Lecture 1 Flashcards
(17 cards)
What is DNA composed of?
DNA is a very large molecule made up of smaller units called nucleotides. Each nucleotide has three parts: a sugar (ribose), a phosphate molecule, and a nitrogenous base.
What are the four nitrogenous bases found in DNA?
Adenine, cytosine, guanine, and thymine.
Define a gene.
A gene is a stretch of DNA that codes for a type of protein that has a function in an organism.
What is the difference between exons and introns?
Exons are the coding regions of a gene, while introns are the non-coding regions that are removed during splicing.
What is a genome?
The genome is the complete set of genetic material of an organism, including all of its genes, as represented in its DNA.
What is recombinant DNA (rDNA)?
Recombinant DNA (rDNA) molecules are DNA molecules formed by laboratory methods of genetic recombination to bring together genetic material from multiple sources, creating sequences that would not naturally occur.
Why is recombinant DNA technology possible?
It is possible because DNA molecules from all organisms share the same chemical structure, differing only in their nucleotide sequence.
What is a palindromic sequence in the context of DNA, and why is it important in R-DNA technology?
A palindromic sequence is a nucleic acid sequence in a double-stranded DNA molecule where reading in the 5’ to 3’ direction on one strand is identical to the sequence in the same direction on the complementary strand. It is important because R-DNA technology uses palindromic sequences and leads to the production of sticky and blunt ends.
List the first three basic steps in obtaining recombinant DNA.
- Isolate the DNA fragment containing the gene to be cloned (insert).
- Cut the DNA.
- Join DNA fragments.
What happens after DNA fragments are joined and what is the role of a vector?
The DNA fragments are inserted into a host cell using a vector. The rDNA molecules are then generated when the vector self-replicates in the host cell. These molecules are transferred into an appropriate host cell, and host cells carrying the rDNA molecule are selected using a marker.
What are commonly used vectors in rDNA technology?
Bacterial plasmids are commonly used vectors.

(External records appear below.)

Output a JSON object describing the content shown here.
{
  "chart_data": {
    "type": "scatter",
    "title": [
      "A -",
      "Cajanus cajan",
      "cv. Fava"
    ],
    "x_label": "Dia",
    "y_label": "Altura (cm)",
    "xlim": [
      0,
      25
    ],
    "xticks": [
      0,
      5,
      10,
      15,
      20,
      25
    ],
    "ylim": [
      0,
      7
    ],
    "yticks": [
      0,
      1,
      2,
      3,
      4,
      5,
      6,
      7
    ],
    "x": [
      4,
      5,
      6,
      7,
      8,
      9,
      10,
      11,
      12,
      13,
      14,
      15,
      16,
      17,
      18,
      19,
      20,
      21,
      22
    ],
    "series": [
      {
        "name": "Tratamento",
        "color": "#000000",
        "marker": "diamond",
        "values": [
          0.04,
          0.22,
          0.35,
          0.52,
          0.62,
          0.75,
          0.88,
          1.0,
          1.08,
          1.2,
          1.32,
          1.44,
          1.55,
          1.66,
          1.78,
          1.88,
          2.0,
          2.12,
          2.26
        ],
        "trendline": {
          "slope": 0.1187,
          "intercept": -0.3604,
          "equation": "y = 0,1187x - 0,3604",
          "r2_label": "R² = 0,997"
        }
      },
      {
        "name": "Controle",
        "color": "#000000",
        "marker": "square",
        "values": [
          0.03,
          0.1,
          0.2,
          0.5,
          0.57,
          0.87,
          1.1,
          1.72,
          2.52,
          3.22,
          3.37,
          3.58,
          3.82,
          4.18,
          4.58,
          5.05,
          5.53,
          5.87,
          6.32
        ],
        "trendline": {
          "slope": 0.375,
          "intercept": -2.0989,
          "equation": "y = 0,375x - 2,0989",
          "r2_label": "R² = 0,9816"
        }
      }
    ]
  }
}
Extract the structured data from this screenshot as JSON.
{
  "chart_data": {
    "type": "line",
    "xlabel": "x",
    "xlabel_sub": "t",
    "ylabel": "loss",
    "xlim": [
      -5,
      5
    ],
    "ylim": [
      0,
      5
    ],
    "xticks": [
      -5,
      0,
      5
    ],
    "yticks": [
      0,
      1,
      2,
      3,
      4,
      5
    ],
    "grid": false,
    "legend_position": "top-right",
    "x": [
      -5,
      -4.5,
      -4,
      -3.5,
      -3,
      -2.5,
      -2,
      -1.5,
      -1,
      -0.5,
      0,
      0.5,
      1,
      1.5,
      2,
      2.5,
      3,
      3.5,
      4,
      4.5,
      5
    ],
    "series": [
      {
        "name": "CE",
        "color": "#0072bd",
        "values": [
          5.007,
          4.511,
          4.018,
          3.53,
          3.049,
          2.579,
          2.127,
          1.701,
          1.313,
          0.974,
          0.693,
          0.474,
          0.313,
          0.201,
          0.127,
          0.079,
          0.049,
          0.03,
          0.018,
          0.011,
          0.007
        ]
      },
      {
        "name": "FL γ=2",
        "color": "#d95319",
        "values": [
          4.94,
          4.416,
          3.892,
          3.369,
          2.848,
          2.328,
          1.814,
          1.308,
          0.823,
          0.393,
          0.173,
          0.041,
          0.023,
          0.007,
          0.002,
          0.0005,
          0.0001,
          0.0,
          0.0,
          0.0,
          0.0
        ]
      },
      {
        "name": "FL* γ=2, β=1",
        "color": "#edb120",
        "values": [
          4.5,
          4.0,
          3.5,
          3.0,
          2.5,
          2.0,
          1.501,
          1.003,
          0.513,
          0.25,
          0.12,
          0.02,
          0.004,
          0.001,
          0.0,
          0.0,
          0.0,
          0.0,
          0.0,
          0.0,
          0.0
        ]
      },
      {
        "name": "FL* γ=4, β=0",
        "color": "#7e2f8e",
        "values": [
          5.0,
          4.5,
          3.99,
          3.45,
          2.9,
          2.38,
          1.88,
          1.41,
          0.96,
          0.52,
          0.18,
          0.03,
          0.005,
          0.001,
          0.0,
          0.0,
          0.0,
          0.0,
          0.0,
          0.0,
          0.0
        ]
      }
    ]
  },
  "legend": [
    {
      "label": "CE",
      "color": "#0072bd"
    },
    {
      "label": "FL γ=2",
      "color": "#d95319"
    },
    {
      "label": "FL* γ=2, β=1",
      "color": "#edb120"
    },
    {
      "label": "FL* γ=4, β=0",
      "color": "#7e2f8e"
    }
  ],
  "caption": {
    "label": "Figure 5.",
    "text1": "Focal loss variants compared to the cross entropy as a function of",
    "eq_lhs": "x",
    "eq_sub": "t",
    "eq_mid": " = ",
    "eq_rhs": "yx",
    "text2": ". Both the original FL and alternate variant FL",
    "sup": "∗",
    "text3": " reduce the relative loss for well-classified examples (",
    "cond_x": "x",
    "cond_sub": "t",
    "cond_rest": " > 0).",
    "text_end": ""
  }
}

What are restriction enzymes and what do they do?
Restriction enzymes cut DNA molecules at specific sequences.
What enzyme is used to join DNA fragments?
Ligase enzyme.
How is vector DNA typically introduced into E. coli cells when using a plasmid vector?
The vector is added to an E. coli culture, calcium ions are added, followed by a brief heat shock. This makes the E. coli cell surface membrane permeable to DNA, allowing plasmids to enter.
Name three medical applications of genetic engineering.
- Treatment of genetic diseases (gene therapy), e.g., SCID.
- Production of medically useful biologicals (e.g., insulin, human growth hormone).
- Vaccine production.
- Pharmacogenomics.
How is recombinant DNA technology used to produce insulin?
The DNA for insulin is isolated, a plasmid is removed from a bacterial cell and cut open with a restriction enzyme. The insulin gene, with complementary sticky ends, is added to the plasmid to create a recombinant plasmid. This is inserted into transgenic bacteria, which are grown in culture to produce insulin, which is then extracted.
Describe one negative effect of Recombinant DNA Technology.
Negative effects include extensive erosion and genetic destruction of plant germplasm, ecological imbalance, production of ‘monsters,’ production of dangerous toxic chemicals, and the production of highly lethal microbes for microbiological warfare.